Cette dynamique aboutit tout naturellement à des situations de monopole. Il est absurde d’aller chercher les offres ailleurs que sur la plateforme hégémonique. C’est ce qu’on appelle « l’effet réseau » : « the winner takes all » (le vainqueur ramasse toute la mise) dans ce type d’activité, structurellement vouée à devenir monopolistique. Et comme, pour s’imposer comme LA plateforme de location d’appartements ou de covoiturage, il faut des capitaux, de la technologie et de la main-d’œuvre, la boucle est bouclée. Le capitalisme prend forcément la main.
Enfin, qui dit monopole dit, assez naturellement, rente (et prédation, parasitisme, manipulation des prix, abus de pouvoir, etc.). On est plus proche du big business que de l’esprit de coopérative et de partage non lucratif de certaines associations militantes. Plus encore : dans ce big business, on est même loin de l’univers libéral officiel, de la soi-disant concurrence libre et non faussée, de la porte ouverte à toutes les innovations, à tous les challengers, à tous les outsiders ingénieux (désolé de parler anglais, c’est la City qui l’exige).
A ce compte, trois autres histoires méritent d’être contées, celles de BlaBlaCar, Airbnb et Uber.
De covoiturage.fr à BlaBlaCar
Avec le covoiturage, un particulier propose à d’autres particuliers de partager sa voiture et les frais afférents pour aller de A vers B. Peut-être le développement récent de cette pratique (ainsi que de « l’auto-partage », location de véhicules en ligne, comme par exemple l’Auto Lib’ du très progressiste Vincent Bolloré) est-il une bonne nouvelle écologique (voire sociale), si elle aide à limiter le nombre de voitures et de déplacements. Comment ne pas s’indigner de ce scandale des millions de véhicules qui transportent chaque jour un seul passager et quatre sièges vides ?
C’est ce que des économistes appellent dans leur jargon « l’économie de fonctionnalité », où l’on vend des kilomètres d’usage des pneus plutôt que des pneus, où l’on mutualise les biens d’équipement en substituant l’usage à la possession. Encore que les études précises manquent à ce propos. Quels effets rebonds ? Quels effets pervers ? Je peux utiliser l’argent économisé par le covoiturage pour m’acheter une nouvelle voiture, covoiturer pour ne pas prendre le train qui est trop cher (un Paris-Rennes en covoiturage coûtera entre 20 et 25 euros, contre 60 à 80 euros en moyenne pour un billet Sncf, en attendant la concurrence de l’autocar, proposé à 15 euros). D’autant plus que les municipalités et l’Etat se croient dispensés de développer les transports en commun puisqu’on se débrouille... Ce qui renvoie aussi à la question de la possibilité (de l’efficacité écologique) d’un « capitalisme vert ». On nous excusera de ne pas en traiter ici.

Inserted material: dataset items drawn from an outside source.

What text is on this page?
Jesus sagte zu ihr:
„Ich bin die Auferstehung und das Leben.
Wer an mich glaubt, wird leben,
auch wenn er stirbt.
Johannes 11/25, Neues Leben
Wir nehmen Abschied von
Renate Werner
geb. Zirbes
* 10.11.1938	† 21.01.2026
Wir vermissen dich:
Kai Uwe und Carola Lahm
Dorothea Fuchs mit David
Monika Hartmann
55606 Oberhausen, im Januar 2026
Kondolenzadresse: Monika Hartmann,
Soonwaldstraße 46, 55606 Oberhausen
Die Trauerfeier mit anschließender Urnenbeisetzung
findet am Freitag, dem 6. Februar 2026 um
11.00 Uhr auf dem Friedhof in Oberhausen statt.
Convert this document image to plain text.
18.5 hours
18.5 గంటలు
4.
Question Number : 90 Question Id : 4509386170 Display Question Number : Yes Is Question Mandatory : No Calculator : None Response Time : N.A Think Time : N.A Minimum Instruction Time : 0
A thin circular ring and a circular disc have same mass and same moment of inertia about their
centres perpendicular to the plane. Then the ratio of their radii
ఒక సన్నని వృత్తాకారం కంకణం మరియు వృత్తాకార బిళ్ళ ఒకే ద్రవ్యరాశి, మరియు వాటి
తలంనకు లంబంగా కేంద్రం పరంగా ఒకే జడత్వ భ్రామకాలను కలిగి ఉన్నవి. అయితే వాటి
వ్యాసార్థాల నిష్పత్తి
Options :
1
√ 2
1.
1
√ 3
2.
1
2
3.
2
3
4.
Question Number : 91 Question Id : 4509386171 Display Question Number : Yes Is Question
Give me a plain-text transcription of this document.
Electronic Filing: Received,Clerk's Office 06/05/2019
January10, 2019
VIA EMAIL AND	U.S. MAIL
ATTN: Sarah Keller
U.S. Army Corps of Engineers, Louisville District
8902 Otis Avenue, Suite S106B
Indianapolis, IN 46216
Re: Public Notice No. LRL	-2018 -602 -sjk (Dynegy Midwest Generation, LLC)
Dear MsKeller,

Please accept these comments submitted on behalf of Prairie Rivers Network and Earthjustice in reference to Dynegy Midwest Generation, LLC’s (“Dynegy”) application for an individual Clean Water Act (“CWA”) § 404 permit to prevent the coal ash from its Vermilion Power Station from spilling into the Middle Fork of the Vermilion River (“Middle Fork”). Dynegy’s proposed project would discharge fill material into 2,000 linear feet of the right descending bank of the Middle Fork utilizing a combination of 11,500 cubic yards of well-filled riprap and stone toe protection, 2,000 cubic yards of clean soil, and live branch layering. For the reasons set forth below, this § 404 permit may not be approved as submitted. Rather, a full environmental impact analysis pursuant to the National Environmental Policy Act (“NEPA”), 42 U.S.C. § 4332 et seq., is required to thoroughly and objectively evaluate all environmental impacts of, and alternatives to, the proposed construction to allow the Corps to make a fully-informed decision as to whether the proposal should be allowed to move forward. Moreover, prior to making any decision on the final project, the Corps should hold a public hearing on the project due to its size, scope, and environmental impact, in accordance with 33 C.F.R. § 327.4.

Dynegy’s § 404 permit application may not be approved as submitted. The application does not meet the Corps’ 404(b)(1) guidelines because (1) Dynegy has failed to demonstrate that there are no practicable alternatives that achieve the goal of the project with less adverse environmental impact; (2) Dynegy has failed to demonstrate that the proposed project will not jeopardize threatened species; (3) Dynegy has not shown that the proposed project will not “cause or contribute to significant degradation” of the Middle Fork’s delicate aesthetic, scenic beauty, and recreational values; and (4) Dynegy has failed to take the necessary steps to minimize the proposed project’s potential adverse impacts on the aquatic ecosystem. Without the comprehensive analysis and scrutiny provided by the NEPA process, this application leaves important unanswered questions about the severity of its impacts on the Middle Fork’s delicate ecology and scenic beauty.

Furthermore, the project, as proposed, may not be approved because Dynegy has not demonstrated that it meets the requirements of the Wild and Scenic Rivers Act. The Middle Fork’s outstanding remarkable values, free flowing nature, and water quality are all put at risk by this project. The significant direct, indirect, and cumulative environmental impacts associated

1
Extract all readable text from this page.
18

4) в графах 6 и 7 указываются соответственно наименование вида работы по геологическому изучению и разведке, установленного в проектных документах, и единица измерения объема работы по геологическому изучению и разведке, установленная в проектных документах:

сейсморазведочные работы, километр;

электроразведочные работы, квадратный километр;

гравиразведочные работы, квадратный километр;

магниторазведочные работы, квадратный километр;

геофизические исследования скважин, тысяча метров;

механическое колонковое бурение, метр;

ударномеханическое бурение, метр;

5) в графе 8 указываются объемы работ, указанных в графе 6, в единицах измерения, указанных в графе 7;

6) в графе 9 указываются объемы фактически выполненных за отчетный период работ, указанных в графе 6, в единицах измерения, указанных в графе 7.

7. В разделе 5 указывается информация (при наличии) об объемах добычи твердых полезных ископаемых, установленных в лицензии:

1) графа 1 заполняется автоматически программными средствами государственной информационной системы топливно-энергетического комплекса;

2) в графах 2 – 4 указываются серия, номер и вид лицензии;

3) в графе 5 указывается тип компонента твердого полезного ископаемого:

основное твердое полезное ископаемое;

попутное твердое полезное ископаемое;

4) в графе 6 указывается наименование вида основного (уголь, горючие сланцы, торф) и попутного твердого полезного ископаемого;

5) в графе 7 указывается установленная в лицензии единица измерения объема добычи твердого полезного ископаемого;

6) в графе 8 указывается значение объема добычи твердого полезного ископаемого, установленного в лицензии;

La start-up française BlaBlaCar revendique aujourd’hui 20 millions de membres (on est dans l’économie collaborative, on ne parle pas de « clients »). Présente dans 19 pays, elle est le leader mondial du covoiturage longue distance. Or son ancêtre était covoiturage.fr., un site gratuit, « sans modèle économique », c’est-à-dire sans idées encore précises sur la façon dont il gagnerait de l’argent. Un certain Fred Mazella le rachète en 2006. Mais les affaires continuent de péricliter jusqu’au tournant de 2008. C’est alors que « l’équipe de covoiturage.fr comprend que le frein principal au fait de partager une voiture reste la peur de voyager avec des inconnus. Plusieurs fonctionnalités sont alors lancées. Les covoitureurs sont invités à se décrire, à poster leur photo et à préciser leur préférences : fumeur ou pas, peu bavard («Bla»), assez bavard («Blabla»), voire très bavard («Blablabla»). Autre nouveauté : les usagers peuvent laisser des avis sur leurs compagnons de route d’un jour. »2
On introduit les évaluations, les « profils », clef de voûte comme on sait de nombreuses plateformes internet, à commencer par toutes les locations de biens et services. Laure Wagner, première salariée de covoiturage.fr et porte-parole de BlaBlaCar (BBC), met les points sur les i, au cas où vous auriez encore en vous un brin de romantisme : « Les gens ne cherchent pas l’âme sœur quand ils font un trajet. Ils veulent un service bon marché, simple à utiliser et qui leur inspire confiance. » Au passage, on peut discriminer le covoyageur (pas beau, pas jeune, pas blanc...). Pour la fiabilité, il fallut aussi (en 2011) centraliser sur la plateforme les paiements qui, jusque-là, se faisaient de la main à la main dans le véhicule. Cela permit de faire chuter le taux d’annulation (car si un passager annule son voyage, il n’est pas remboursé complètement) et d’asseoir la base du profit de l’entreprise : une commission de 12 % sur chaque réservation.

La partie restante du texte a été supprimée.